Dr. Thomas Swerczek, longtime researcher and professor at the University of Kentucky, died on Jan. 9. Swerczek was best known to many laypeople in racing as the veterinarian who performed a necropsy on Secretariat and discovered Big Red's abnormally-large heart, which has been credited by many as the reason for his dominance on the racetrack.
Swerczek received his bachelor's degree in 1962 from Kansas State University, with a DVM to follow in 1964. He got a master's degree and a PhD from the University of Connecticut before taking a job in 1969 at the University of Kentucky's Department of Veterinary Science, where he worked until his retirement in 2018. Much of Swerczek's focus as a researcher was the potential impacts of electrolyte changes, particularly potassium and nitrate in winter pasture, and excesses or imbalances of those electrolytes in commercial grain.

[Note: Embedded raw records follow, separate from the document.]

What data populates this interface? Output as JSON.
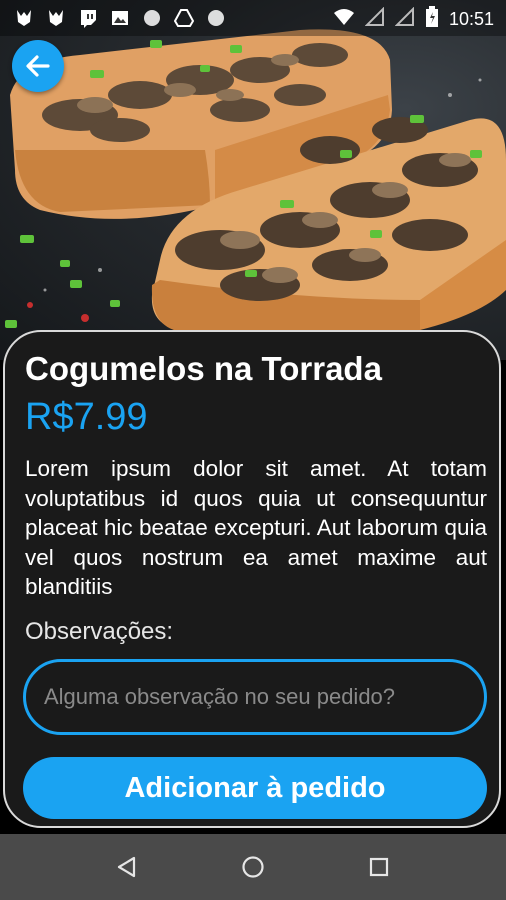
{
  "status_bar": {
    "time": "10:51",
    "icons": [
      "app-icon-1",
      "app-icon-2",
      "twitch-icon",
      "image-icon",
      "circle-icon",
      "drive-icon",
      "circle-icon-2",
      "wifi-icon",
      "signal-icon",
      "signal-icon-2",
      "battery-icon"
    ]
  },
  "product": {
    "title": "Cogumelos na Torrada",
    "price": "R$7.99",
    "description": "Lorem ipsum dolor sit amet. At totam voluptatibus id quos quia ut consequuntur placeat hic beatae excepturi. Aut laborum quia vel quos nostrum ea amet maxime aut blanditiis"
  },
  "notes": {
    "label": "Observações:",
    "placeholder": "Alguma observação no seu pedido?",
    "value": ""
  },
  "actions": {
    "add_label": "Adicionar à pedido"
  },
  "colors": {
    "accent": "#1aa3f2",
    "card_bg": "#1a1a1a",
    "card_border": "#d9d9d9",
    "nav_bg": "#4a4a4a"
  },
  "icons": {
    "back": "arrow-left-icon",
    "nav_back": "triangle-back-icon",
    "nav_home": "circle-home-icon",
    "nav_recents": "square-recents-icon"
  }
}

According to an interview he gave in 2020, Swerczek came to believe such seasonal changes were responsible for the worsening of Secretariat's laminitis and that they could play a role in fetal losses in broodmares.
Swerczek served as a reviewer for the AVMA's American Journal of Veterinary Research, and had been on the editorial boards for the Journal of Equine Veterinary Science and Journal of Modern Horse Breeding.
A funeral mass is scheduled for Jan. 14 at the Cathedral of Christ the King in Lexington, Ky., with a burial to follow at Calvary Cemetery.